The main task of Synovial Membrane is repairing any defects found in joint. The cellular compartment of the synovial membrane of the SM is a major source of synovial fluid. These components are responsible for management of chondrocyte activities and maintaining the integrity of articular cartilage surfaces (using lubricin and hyaluronic acid molecules) in diarthrodial joints. After a joint injury, the concentration of this molecular system changes. During the progression of OA, this synovial membrane changes into the main origin of proinflammatory and catabolic products such as metalloproteinases and aggrecanases. Thus, any damage to the synovial membrane can result in reducing of cartilage-protecting factors, and also an increase in production of articular matrix degradation factors. A normal synovial membrane has full control on the transmitted molecules in and out of the joint space. During some conditions such as trauma, inflammation, and OA this permeability of synovial membrane disrupts leading to reduced concentrations of lubricin and hyaluronic acid[17][18][19][20].
A model of Toll-like Receptor (a) and complement activation (b) in the joint leading to synovitis and potentiation of cartilage erosion in OA

Joint Instability

Joint instability occurs due to the ligament laxity enhancement, poor muscles conditions, or ligament tearing or strain in a ligament or abnormal muscles status. Joint instability increases the incidence of OA. Joint instability could be found as a result of synovitis produces excessive amounts of synovial fluid[21][22].
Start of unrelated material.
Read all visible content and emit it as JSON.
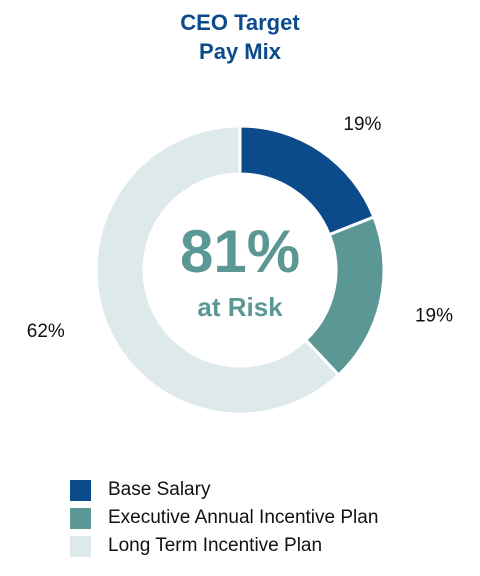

Neovascularization in synovial membrane, subchondral bone, and cartilage is a common finding in OA. Neovascularization in the injured area increases the nutrients delivery of to the stressed articular cartilage and subchondral and also could cause the synovitis development in bone. Hypoxia as a common pathophysiological element of OA and rheumatoid arthritis because during OA, cartilage thinning and cartilage erosion, ECM composition changes, and the cartilage fissures development are the most common findings in involved joint. These structural alteration influence the oxygen gradient near the articular cartilage. In OA and rheumatoid arthritis, the two important angiogenic peptides including vascular endothelial growth factor and platelet-derived cellular endothelial growth factor. The increases due to the excessive expression of nuclear hypoxia-inducible factors. These angiogenic peptides increase local neovascularization and increase vascular permeability, consequently causing inflammation, cartilage damage, edema, and protein vascular leak that worsen the joint involvement [23][24].